Locals have also benefited from the influx of business and job opportunities. In order to help locals break free from poverty, companies employed them in construction. The No.15 group of CRCC employed 7,520 Tibetan locals alone, said Wang. CRCC has also held 192 training classes and trained 6,003 Tibetans.
A local from Lhoka who performed well in the training sessions and learned how to operate machinery became a team leader during the railway construction, Wang said. He now has his own construction company and is leading locals in his town to work on housing projects.
In villages near Lhasa, the changes are rather obvious as well.
"I can't believe the yogurt, sheep and beef jerky that we usually eat can make loads of cash," Jampa, a local herdsman who lives in rural Lhasa told the Tibet Daily. After the railway started operating, he found many tourists came to the area with cameras around their necks.
A few years back, he and his family borrowed 30,000 yuan and set up a few tents to attract tourists. He earned more than 10,000 yuan within half a year. Jampa said this is more than he would make in a year herding sheep.
Strategic planning
The Qinghai-Tibet line was the first one of the five planned lines that has been built. It's also the most feasible out of the five, said Lin Lansheng, the then the vice chairman of the First Survey and Design Institute Group and chief engineer for the Qinghai-Tibet railway in the 1980s and 90s.

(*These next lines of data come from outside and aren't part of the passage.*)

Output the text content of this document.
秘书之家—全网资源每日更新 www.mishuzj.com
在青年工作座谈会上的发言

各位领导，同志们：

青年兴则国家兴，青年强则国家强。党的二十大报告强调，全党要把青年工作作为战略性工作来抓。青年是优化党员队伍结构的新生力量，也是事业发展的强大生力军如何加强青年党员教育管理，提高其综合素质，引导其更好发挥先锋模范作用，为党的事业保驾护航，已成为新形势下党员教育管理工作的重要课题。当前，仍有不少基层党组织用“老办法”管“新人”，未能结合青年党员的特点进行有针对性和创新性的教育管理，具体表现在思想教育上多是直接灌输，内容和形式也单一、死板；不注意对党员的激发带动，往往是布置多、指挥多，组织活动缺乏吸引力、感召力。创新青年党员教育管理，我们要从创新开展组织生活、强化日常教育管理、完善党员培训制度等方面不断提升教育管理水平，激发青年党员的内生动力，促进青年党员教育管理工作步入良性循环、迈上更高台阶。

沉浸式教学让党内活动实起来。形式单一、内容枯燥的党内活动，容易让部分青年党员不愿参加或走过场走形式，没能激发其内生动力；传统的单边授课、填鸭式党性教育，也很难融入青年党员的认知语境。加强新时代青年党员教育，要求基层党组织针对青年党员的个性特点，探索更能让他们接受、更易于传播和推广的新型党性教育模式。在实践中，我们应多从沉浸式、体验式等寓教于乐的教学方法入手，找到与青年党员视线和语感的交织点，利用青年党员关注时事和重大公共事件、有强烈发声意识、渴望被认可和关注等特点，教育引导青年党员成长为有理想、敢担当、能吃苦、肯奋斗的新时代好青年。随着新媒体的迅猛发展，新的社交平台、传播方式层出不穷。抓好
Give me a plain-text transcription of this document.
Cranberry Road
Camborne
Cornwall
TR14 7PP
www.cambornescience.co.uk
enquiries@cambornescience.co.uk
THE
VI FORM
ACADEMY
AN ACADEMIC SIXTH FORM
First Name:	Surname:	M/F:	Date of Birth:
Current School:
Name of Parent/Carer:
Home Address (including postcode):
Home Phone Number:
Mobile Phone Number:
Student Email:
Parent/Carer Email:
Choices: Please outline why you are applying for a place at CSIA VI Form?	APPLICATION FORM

Traditionally, there are a few ways to travel by car from other provinces into Tibet from neighboring provinces, such as Yunnan and Sichuan, Lin said.
According to a report about Tibet's railway network released in the Twelfth Five-Year Plan in 2011, there are to be four railways going out of Lhasa, to Xinjiang, Qinghai, Sichuan and Yunnan and one from Changdu, Tibet to Qinghai. The report said these railways will be constructed in three stages and are planned to be totally completed around 2050. When all of these railways are built, Tibet will have 8,895 kilometers of rail.
In 2013, the Sichuan-Tibet railway started construction. This year, a railway from Lhasa to Nyingchi is under construction. This section of railway will be a shared section of three planned railways, Sichuan-Tibet, Yunnan-Tibet and an extension of Qinghai-Tibet to Gansu Province.
The construction of the Sichuan-Tibet line has been difficult, because it climbs to an altitude of 14,000 meters. Because the line climbs through mountainous regions, the construction team has met with earthquakes, landslides, mudslides and even icy glaciers.
The Xinjiang-Tibet railway is expected to be the most difficult. Construction departments have been surveying the area for years, but still cannot find a way to make it possible as of now. The railway is expected to run alongside the No. 318 national highway.
The "One Belt, One Road" initiative has also affected railway construction in Tibet. Tibet is one of the major cities in China's southwest region and the railway net can bring the region closer to neighboring provinces.
A railway from Lhasa to Xigaze was finished in 2014 and within a year, it has brought Xigaze more than 300,000 tourists. At the end of 2014, when Chinese Foreign Minister Wang Yi visited Nepal, leaders from both countries reached an agreement on an extension of the Qinghai-Tibet railway to the borders of Nepal. Experts commented that this railway is expected to bring China closer to neighboring countries and bring economic development.